Sur le fond, la mesure fiscale pourra être contestée souvent sur le fondement de la notion d’expropriation ou sur l’absence de traitement juste et équitable. Ainsi, si une mesure revêt un caractère confiscatoire, elle sera considérée comme une expropriation indirecte (v. Marvin Roy Feldman v. Mexico, 16 décembre 2002). Concernant le traitement juste et équitable, il est crucial d’analyser la manière selon laquelle la mesure est appliquée : si elle est discriminatoire, disproportionnée, ou encore si elle s’applique en dépit des « attentes légitimes » des investisseurs (équivalant à une attente de sécurité juridique), elle a de grandes chances d’être interprétée comme une violation du TBI.


La troisième intervention se concentra à expliquer l’impact de la fiscalité sur l’évaluation du préjudice en arbitrage international. Cet impact est double : il s’applique pendant l’arbitrage pour prendre en compte les obligations fiscales des parties pour évaluer leur préjudice (« une surcompensation ou sous-compensation est possible si la fiscalité n’est pas correctement prise en compte » dixit J. Fortin), et après l’arbitrage pour étudier les obligations fiscales dont ils doivent s’acquitter une fois la sentence rendue et quel que soit le montant qui leur est attribué. Les tribunaux arbitraux, du fait de sa complexité, ont rarement traité de cette question.


En ce qui concerne la réparation du préjudice, le principe est celui d’une réparation intégrale, que ce soit en matière d’arbitrage commercial qu’en arbitrage d’investissement. Partant de ce principe, il est indispensable d’évaluer tous les paramètres pouvant avoir un impact sur la situation de la victime depuis les agissements contestés, y compris les paramètres fiscaux. Cela commence par la prise en compte de tout impôt applicable sur les bénéfices, car tout bénéfice qui a été perdu et qui serait compensé par une sentence doit être majoré de tout impôt sur les bénéfices s’y appliquant.
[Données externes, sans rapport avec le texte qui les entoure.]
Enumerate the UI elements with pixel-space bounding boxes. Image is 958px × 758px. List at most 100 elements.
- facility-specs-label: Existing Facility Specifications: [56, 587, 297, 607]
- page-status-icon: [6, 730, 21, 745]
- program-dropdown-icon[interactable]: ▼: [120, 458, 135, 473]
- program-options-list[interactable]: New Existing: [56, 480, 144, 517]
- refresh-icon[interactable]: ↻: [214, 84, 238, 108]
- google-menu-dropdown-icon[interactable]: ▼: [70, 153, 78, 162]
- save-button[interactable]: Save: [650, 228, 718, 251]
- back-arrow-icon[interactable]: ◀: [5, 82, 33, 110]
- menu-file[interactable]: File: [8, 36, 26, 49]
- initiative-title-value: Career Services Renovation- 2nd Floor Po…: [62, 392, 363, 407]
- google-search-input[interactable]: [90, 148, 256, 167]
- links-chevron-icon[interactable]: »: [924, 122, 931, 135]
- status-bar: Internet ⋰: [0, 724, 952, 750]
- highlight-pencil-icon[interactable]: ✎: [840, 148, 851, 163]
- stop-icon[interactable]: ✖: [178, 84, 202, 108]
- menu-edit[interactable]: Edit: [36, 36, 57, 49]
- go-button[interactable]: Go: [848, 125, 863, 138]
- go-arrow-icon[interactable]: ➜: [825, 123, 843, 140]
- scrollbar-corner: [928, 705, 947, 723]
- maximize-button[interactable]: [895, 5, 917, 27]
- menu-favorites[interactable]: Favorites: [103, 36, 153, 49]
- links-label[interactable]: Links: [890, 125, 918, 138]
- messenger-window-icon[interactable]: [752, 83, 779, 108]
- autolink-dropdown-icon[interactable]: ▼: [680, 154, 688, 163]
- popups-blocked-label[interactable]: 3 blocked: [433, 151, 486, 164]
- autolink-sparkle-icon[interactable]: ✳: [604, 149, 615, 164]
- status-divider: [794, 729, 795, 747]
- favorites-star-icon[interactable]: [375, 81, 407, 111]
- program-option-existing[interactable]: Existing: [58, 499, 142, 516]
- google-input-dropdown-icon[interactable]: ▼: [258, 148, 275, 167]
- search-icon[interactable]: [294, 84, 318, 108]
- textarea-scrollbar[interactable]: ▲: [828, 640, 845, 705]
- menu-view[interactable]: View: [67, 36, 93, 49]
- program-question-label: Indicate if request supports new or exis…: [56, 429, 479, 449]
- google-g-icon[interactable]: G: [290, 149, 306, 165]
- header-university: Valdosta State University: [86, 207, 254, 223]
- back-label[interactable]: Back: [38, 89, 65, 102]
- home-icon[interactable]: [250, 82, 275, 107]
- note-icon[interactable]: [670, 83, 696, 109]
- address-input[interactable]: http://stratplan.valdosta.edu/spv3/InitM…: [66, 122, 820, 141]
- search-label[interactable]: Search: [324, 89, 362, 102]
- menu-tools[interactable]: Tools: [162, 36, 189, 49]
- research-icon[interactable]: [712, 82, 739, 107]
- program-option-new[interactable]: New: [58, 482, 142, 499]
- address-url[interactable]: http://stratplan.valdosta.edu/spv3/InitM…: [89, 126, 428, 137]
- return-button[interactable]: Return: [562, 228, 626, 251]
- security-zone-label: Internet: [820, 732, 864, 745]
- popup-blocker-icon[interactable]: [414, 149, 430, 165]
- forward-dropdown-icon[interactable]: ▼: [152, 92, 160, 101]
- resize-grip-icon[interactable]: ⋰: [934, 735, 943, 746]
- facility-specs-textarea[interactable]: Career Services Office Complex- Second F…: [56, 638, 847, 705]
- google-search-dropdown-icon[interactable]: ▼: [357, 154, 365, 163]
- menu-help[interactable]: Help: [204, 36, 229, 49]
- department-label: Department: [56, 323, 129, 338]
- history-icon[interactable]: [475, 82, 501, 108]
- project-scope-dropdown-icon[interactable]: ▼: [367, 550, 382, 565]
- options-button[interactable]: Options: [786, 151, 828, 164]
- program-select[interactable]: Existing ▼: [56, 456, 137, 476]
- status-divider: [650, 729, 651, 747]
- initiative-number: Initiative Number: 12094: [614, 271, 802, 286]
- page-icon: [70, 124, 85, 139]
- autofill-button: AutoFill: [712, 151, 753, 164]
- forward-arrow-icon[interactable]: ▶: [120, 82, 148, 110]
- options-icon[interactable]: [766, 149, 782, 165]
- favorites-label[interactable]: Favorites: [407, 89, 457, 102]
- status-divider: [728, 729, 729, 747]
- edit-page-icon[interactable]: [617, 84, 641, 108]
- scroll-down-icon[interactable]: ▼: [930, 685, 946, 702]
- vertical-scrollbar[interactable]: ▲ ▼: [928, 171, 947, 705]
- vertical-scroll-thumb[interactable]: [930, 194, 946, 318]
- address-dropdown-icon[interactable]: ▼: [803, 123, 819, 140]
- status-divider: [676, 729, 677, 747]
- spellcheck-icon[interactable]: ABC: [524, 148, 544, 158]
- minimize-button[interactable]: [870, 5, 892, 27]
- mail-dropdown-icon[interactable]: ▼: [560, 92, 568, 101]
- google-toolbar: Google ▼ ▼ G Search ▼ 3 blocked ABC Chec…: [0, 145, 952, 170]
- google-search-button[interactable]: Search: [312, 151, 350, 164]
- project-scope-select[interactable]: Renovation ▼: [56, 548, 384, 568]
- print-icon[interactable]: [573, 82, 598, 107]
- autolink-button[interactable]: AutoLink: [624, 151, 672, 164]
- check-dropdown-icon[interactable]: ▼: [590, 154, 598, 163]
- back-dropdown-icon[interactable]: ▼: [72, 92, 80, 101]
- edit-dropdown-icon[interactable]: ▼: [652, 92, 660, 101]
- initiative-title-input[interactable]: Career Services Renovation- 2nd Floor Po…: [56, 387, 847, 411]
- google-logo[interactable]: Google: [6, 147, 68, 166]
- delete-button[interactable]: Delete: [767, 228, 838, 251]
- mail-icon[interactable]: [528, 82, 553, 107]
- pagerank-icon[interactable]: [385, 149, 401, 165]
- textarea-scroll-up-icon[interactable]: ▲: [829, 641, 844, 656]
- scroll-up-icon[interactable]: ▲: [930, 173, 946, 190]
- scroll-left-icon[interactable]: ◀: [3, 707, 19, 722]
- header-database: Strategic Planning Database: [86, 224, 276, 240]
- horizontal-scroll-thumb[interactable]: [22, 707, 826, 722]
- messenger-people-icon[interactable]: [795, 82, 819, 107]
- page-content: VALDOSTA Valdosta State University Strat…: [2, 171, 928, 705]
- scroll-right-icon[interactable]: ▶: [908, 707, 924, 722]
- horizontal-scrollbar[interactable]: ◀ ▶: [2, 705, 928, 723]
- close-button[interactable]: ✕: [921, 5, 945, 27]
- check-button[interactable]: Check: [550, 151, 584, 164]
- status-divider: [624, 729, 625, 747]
Cette question de l’impôt est souvent largement négligée par les parties aux litiges et par extension par les tribunaux arbitraux, du fait de sa complexité et de la nécessité de faire appel à d’autres experts fiscalistes en plus de ceux dédiés à l’évaluation du préjudice. Cette analyse fiscale soulève plusieurs questions concernant (i) la charge d’imposition à appliquer dans une situation contrefactuelle ; et (ii) l’évaluation de l’indemnité demandée pour compenser un manque à gagner.


Dans le premier cas, il faut s’interroger sur (a) la durée et la période de perte des bénéfices ; (b) le taux d’imposition des sociétés applicable à chaque période déterminée ; (c) la base de calcul des bénéfices imposable pour chaque période (en tenant compte, par exemple, de la dépréciation des actifs à des fins fiscales, des abattements, etc.) ; et (d) les autres pertes éventuelles qui pourraient être compensées au cours de la période (par exemple, dans le cas où la société victime ferait partie d’un groupe au sein duquel des dispositifs fiscaux spécifiques s’appliqueraient).


Dans le second cas, une analyse devra être réalisée en prenant en compte le fondement de l’imposition de l’indemnité demandée, la période au cours de laquelle l’indemnité sera soumise à l’impôt et le territoire de l’imposition de l’indemnité. Une telle analyse donne également lieu à la détermination de l’imposition applicable en fonction des différents États impliqués dans l’opération économique objet du litige. À ce titre, il faut examiner s’il existe une symétrie d’imposition entre les bénéfices perdus d’une part (hypothétiquement soumis à l’impôt dans la juridiction d’origine de la société lésée) et l’indemnité d’autre part (potentiellement imposable en tant que revenu ou gain en capital lorsqu’elle est perçue par la société lésée ou une société affiliée dans une autre juridiction).


L’ensemble des présentations, et des réponses aux questions posées par les participants à cette conférence, a mis en lumière l’importance des questions fiscales dans le traitement des demandes d’arbitrage, tant commerciales que d’investissements. La complexité de ces questions ne peut cependant rebuter les parties à les mettre en débat sous peine de manquer la possibilité d’obtenir l’entière réparation de leur préjudice. C’est donc en faisant appel à des experts/avocats rompus à ces problématiques que les parties en litige, et les tribunaux arbitraux constitués, sauront rendre toute justice à la fiscalité dans ce domaine.